Legendary Texas bluesman Stevie Ray Vaughan famously sang that he “Couldn’t Stand the Weather.”
Here in Oregon, enduring the weather is one thing. As I suspect they do in Texas, we’re just trying to figure out what’s going on from one moment to the next.
While the rest of the United States was suffering under the yoke of a polar vortex, Western Oregon enjoyed the mildest January in recent memory. We had many sunny days and nary a frost to be found. Our plants were waking up from dormancy earlier than normal — even earlier than the mildest winters.
Of course, this was followed by February snowfalls, rain and cold. While not as bad as advertised, they surely sent our plants mixed signals.
As always, it seems like the weather does what it wants, when it wants — here and elsewhere — no matter what anyone might think about it. That’s the weather’s prerogative, but some consistency and predictability would be nice.
It’s difficult to start running irrigation lines in the field, only to look up at the mountains and see very little snow. One starts to wonder:
“Will we have enough water to get through this coming season?”
They say that “water is life,” and it’s doubly true in our line of work. We must do everything we possibly can to manage this resource to our best ability. That begins, but doesn’t end, with investing in technologies that reduce our water needs.
We also need the state’s assistance. There are many water users, from agriculture to municipalities to the interest groups that urge stewardship over our fisheries and natural resources.
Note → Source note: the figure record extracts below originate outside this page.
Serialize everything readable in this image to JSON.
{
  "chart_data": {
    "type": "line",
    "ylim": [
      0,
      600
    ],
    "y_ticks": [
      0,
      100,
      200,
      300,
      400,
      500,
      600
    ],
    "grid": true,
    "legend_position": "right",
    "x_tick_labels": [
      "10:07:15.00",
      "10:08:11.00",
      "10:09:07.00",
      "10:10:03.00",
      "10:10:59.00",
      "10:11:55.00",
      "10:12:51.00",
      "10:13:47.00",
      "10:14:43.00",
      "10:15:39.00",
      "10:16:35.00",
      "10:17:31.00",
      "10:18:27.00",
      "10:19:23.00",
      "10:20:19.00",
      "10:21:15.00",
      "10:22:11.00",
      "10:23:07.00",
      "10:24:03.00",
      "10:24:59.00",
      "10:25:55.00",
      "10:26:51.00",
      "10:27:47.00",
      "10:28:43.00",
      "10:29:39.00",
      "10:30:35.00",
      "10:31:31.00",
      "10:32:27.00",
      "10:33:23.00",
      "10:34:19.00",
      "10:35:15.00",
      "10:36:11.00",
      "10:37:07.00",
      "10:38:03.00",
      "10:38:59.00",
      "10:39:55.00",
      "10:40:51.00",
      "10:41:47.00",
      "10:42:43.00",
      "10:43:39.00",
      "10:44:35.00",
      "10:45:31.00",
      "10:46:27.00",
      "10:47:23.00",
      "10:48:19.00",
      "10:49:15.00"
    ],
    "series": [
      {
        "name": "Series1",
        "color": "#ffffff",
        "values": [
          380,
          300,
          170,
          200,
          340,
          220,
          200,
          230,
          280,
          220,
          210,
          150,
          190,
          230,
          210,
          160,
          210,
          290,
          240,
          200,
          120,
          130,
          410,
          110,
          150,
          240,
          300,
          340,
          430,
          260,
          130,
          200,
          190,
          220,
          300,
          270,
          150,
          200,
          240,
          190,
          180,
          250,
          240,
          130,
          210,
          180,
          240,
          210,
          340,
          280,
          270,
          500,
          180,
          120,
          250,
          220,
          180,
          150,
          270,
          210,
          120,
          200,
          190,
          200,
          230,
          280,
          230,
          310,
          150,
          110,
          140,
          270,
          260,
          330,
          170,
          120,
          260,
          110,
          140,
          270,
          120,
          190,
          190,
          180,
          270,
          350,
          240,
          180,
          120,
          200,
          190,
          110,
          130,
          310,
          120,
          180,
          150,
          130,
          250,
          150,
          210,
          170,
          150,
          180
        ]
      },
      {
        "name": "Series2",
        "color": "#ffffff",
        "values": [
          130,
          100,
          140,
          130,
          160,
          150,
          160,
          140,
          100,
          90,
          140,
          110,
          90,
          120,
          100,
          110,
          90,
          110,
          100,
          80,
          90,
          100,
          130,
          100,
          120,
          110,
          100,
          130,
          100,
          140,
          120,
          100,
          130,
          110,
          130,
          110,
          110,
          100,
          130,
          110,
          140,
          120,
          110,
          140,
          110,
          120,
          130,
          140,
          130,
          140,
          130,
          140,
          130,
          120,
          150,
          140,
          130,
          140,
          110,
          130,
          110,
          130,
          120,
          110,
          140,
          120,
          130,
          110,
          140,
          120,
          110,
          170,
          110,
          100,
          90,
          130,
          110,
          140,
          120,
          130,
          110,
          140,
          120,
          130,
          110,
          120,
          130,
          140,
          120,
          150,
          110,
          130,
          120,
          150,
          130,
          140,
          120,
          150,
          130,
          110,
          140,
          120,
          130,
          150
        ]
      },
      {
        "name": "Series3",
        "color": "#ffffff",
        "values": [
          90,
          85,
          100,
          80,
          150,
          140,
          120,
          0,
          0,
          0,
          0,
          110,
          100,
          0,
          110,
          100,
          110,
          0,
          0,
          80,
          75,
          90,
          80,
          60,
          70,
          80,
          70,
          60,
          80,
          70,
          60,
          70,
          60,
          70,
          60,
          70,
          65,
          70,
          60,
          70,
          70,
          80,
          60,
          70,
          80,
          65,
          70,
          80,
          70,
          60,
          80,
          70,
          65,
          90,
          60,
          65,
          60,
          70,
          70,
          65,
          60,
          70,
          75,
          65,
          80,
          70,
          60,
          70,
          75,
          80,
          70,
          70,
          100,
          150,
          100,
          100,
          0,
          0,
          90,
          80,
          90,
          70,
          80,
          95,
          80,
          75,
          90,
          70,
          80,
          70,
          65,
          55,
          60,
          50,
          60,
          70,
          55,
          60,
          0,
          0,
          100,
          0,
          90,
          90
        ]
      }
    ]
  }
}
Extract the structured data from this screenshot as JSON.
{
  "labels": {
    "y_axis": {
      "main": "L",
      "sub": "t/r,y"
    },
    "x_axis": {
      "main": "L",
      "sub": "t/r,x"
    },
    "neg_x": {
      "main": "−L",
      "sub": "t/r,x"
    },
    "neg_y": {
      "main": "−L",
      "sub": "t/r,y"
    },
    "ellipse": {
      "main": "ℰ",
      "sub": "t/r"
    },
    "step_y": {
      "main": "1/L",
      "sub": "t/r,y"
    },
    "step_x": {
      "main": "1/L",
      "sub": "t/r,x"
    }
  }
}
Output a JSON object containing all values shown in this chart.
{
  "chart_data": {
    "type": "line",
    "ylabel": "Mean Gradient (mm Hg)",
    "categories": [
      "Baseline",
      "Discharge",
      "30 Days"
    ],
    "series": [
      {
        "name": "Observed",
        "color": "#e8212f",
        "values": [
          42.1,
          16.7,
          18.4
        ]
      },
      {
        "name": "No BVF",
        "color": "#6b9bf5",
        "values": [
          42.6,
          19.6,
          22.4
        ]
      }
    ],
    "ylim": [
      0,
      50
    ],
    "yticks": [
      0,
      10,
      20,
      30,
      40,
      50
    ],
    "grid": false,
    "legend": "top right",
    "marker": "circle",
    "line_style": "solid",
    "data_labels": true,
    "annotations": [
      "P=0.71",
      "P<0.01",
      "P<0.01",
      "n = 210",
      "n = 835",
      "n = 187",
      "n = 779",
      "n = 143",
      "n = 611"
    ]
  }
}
All of them have a stake in properly developing and maintaining our water supplies so they don’t evaporate into thin air.
This is a call out to our membership: please help support the OAN’s efforts on this front. We need you to get involved. I don’t have to tell you what will happen if our industry’s access to water is compromised.
It’s important we be heard by the public. We must educate people on how we use water and why it is so critical to what we do. Many people have lost a connection to agriculture. They don’t understand what it takes to grow a plant because it’s not part of their daily life.
Academia can also help us. We need their continued efforts to study the effective irrigation of plants. We need advanced devices that give us real-time information on crop inputs, and the knowledge of how to use them. I’m a big believer in such systems. I’ve seen the results. Through the use of advanced sensors, we can better understand how much water a plant needs. We can manage and adjust fertilizer to meet the specific needs of the plant. We can use only the inputs the plant needs, thereby reducing waste.
As you start to plan out this season, keep in mind that the OAN is doing its best to maintain your seat at the table where decisions get made. We can only do this with your help. If you haven’t renewed your membership, please do so, and while you’re at it, please donate to our political or scholarship funds.
Most importantly, we need your voice. Oregon is a great place to grow plants. We need to keep it that way. And to do that, we need you.